The story spread over the ship as stories do, and he had to put up with a good deal of chaff that evening. It was a fine joke that Mr Know-All had been caught out. But Mrs Ramsay retired to her state-room with a headache.
Next morning I got up and began to shave. Mr Kelada lay on his bed smoking a cigarette. Suddenly there was a small scraping sound and I saw a letter pushed under the door. I opened the door and looked out. There was nobody there. I picked up the letter and saw that it was addressed to Max Kelada. The name was written in block letters. I handed it to him.
‘Who’s this from?’ He opened it. ‘Oh!’
He took out of the envelope, not a letter, but a hundred-dollar note. He looked at me and again he reddened. He tore the envelope into little bits and gave them to me.
‘Do you mind just throwing them out of the port-hole?’
I did as he asked, and then I looked at him with a smile.
‘No one likes being made to look a perfect damned fool,’ he said.
‘Were the pearls real?’
‘If I had a pretty little wife I shouldn’t let her spend a year in New York while I stayed at Kobe,’ said he.
At that moment I did not entirely dislike Mr Kelada. He reached out for his pocket-book and carefully put in it the hundred-dollar note.
The happy man
IT IS A dangerous thing to order the lives of others and I have often wondered at the self-confidence of politicians, reformers and suchlike who are prepared to force upon their fellows measures that must alter their manners, habits, and points of view. I have always hesitated to give advice, for how can one advise another how to act unless one knows that other as well as one knows oneself? Heaven knows, I know little enough of myself: I know nothing of others. We can only guess at the thoughts and emotions of our neighbours. Each one of us is a prisoner in a solitary tower and he communicates with the other prisoners, who form mankind, by conventional signs that have not quite the same meaning for them as for himself. And life, unfortunately, is something that you can lead but once; mistakes are often irreparable, and who am I that I should tell this one and that how he should lead it? Life is a difficult business and I have found it hard enough to make my own a complete and rounded thing; I have not been tempted to teach my neighbour what he should do with his.
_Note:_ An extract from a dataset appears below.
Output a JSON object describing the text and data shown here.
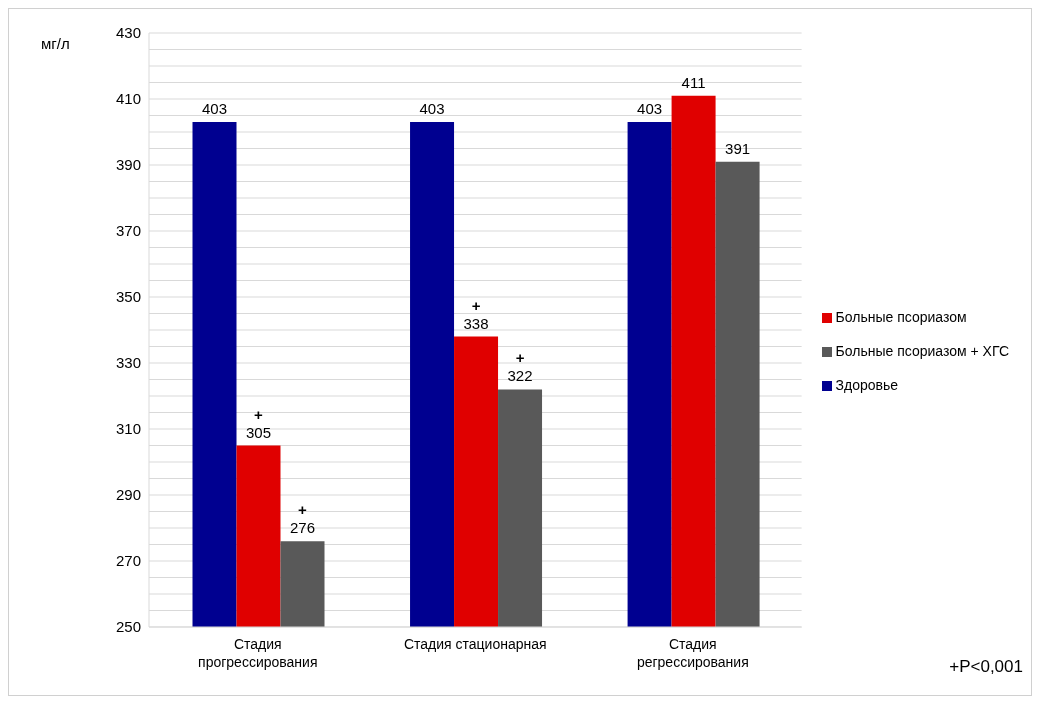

But there are men who flounder at the journey’s start, the way before them is confused and hazardous, and on occasion, however unwillingly, I have been forced to point the finger of fate. Sometimes men have said to me, what shall I do with my life? and I have seen myself for a moment wrapped in the dark cloak of Destiny.
Once I know that I advised well.
I was a young man and I lived in a modest apartment in London near Victoria Station. Late one afternoon, when I was beginning to think that I had worked enough for that day, I heard a ri
ng at the bell. I opened the door to a total stranger. He asked me my name; I told him. He asked if he might come in.
‘Certainly.’
I led him into my sitting-room and begged him to sit down. He seemed a trifle embarrassed. I offered him a cigarette and he had some difficulty in lighting it without letting go of his hat. When he had satisfactorily achieved this feat I asked him if I should not put it on a chair for him. He quickly did this and while doing it dropped his umbrella.
‘I hope you don’t mind my coming to see you like this,’ he said. ‘My name is Stephens and I am a doctor. You’re in the medical, I believe?’
‘Yes, but I don’t practise.’
‘No, I know. I’ve just read a book of yours about Spain and I wanted to ask you about it.’